Lors de l’examen du projet de loi MACRON les 7 et 8 mai 2015, les sénateurs ont décidé contre l’avis du gouvernement de supprimer la fiche individuelle retraçant l’exposition de chaque salarié aux facteurs de pénibilité. Selon Madame DEROCHE (UMP), rapporteur, cette fiche constitue une tâche administrative trop importante pour les petites entreprises.
Mais sa suppression va au détriment des droits des salariés travaillant dans des secteurs dits dangereux et pénibles.

Rappel : à compter du 1er janvier 2015, tous les salariés exposés à des facteurs de pénibilité bénéficient d’un compte personnel de prévention de la pénibilité.

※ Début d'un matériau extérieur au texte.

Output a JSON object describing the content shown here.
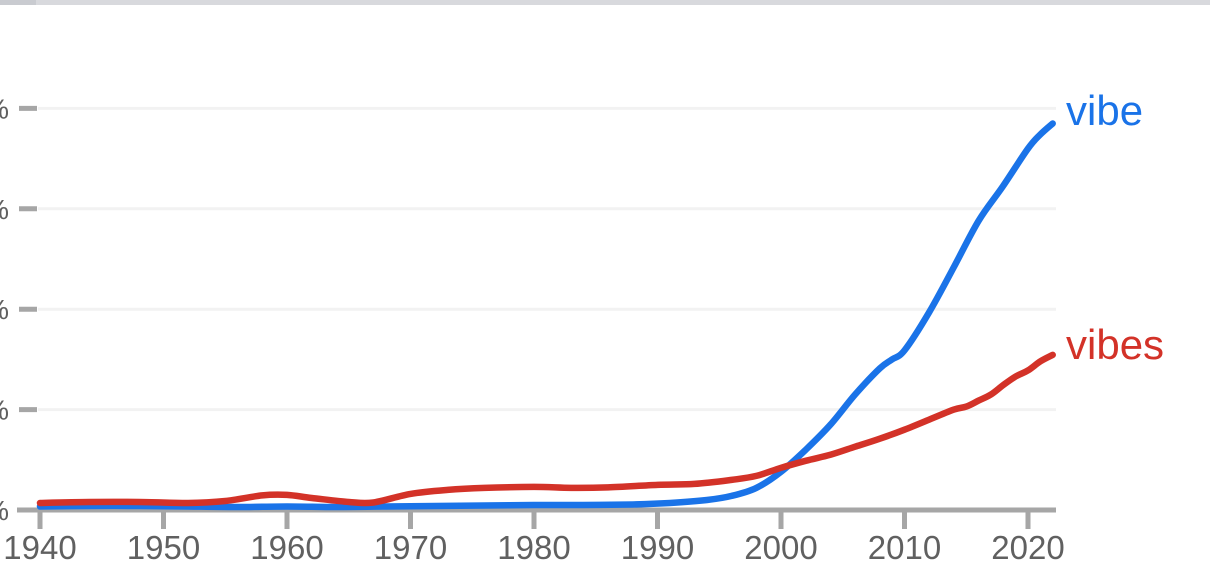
{
  "page": {
    "background": "#ffffff",
    "top_strip_color": "#d8d9dd",
    "top_strip_cap_color": "#c9cbd0"
  },
  "chart_data": {
    "type": "line",
    "x_ticks": [
      "1940",
      "1950",
      "1960",
      "1970",
      "1980",
      "1990",
      "2000",
      "2010",
      "2020"
    ],
    "x_range": [
      1940,
      2022
    ],
    "y_axis": {
      "unit_suffix": "%",
      "labels_clipped": true,
      "note": "numeric y-axis labels are cut off at the left edge of the screenshot; only the '%' ends are visible",
      "num_ticks": 5,
      "gridlines": true
    },
    "value_units": "y-axis divisions above baseline (0 = baseline, 1 = one gridline spacing)",
    "legend_position": "right-end-of-lines",
    "series": [
      {
        "name": "vibe",
        "color": "#1a73e8",
        "points": [
          [
            1940,
            0.035
          ],
          [
            1944,
            0.04
          ],
          [
            1948,
            0.04
          ],
          [
            1952,
            0.035
          ],
          [
            1956,
            0.03
          ],
          [
            1960,
            0.035
          ],
          [
            1964,
            0.03
          ],
          [
            1968,
            0.035
          ],
          [
            1972,
            0.04
          ],
          [
            1976,
            0.045
          ],
          [
            1980,
            0.05
          ],
          [
            1984,
            0.05
          ],
          [
            1988,
            0.055
          ],
          [
            1991,
            0.07
          ],
          [
            1994,
            0.1
          ],
          [
            1996,
            0.14
          ],
          [
            1998,
            0.22
          ],
          [
            2000,
            0.38
          ],
          [
            2002,
            0.6
          ],
          [
            2004,
            0.85
          ],
          [
            2006,
            1.15
          ],
          [
            2008,
            1.41
          ],
          [
            2009,
            1.5
          ],
          [
            2010,
            1.59
          ],
          [
            2012,
            1.97
          ],
          [
            2014,
            2.42
          ],
          [
            2016,
            2.88
          ],
          [
            2018,
            3.23
          ],
          [
            2020,
            3.6
          ],
          [
            2021,
            3.74
          ],
          [
            2022,
            3.85
          ]
        ]
      },
      {
        "name": "vibes",
        "color": "#d33228",
        "points": [
          [
            1940,
            0.07
          ],
          [
            1944,
            0.08
          ],
          [
            1948,
            0.08
          ],
          [
            1952,
            0.07
          ],
          [
            1955,
            0.09
          ],
          [
            1958,
            0.145
          ],
          [
            1960,
            0.15
          ],
          [
            1962,
            0.12
          ],
          [
            1965,
            0.08
          ],
          [
            1967,
            0.075
          ],
          [
            1970,
            0.16
          ],
          [
            1973,
            0.2
          ],
          [
            1976,
            0.22
          ],
          [
            1980,
            0.23
          ],
          [
            1983,
            0.22
          ],
          [
            1986,
            0.225
          ],
          [
            1990,
            0.25
          ],
          [
            1993,
            0.26
          ],
          [
            1996,
            0.3
          ],
          [
            1998,
            0.34
          ],
          [
            2000,
            0.42
          ],
          [
            2002,
            0.49
          ],
          [
            2004,
            0.55
          ],
          [
            2006,
            0.63
          ],
          [
            2008,
            0.71
          ],
          [
            2010,
            0.8
          ],
          [
            2012,
            0.9
          ],
          [
            2014,
            1.0
          ],
          [
            2015,
            1.03
          ],
          [
            2016,
            1.09
          ],
          [
            2017,
            1.15
          ],
          [
            2018,
            1.245
          ],
          [
            2019,
            1.33
          ],
          [
            2020,
            1.39
          ],
          [
            2021,
            1.48
          ],
          [
            2022,
            1.545
          ]
        ]
      }
    ],
    "style": {
      "axis_color": "#a6a6a6",
      "tick_label_color": "#606060",
      "gridline_color": "#f2f2f2",
      "line_width": 6.5
    }
  }
}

Chaque trimestre d’exposition à un facteur de pénibilité donne droit à un ou deux points qui s’ajoutent au compte et qui peuvent être convertis soit en temps de formation, soit en passage à temps partiel en fin de carrière avec maintien de rémunération, soit encore en trimestres de retraite.

La pénibilité se caractérise par deux éléments constitutifs :

  • Une exposition du travailleur à un ou plusieurs facteurs de risques professionnels susceptibles de laisser des traces durables, identifiables et irréversibles sur sa santé.
  • Ces facteurs de risque sont liés à des contraintes physiques marquées, un environnement physique agressif, certains rythmes de travail.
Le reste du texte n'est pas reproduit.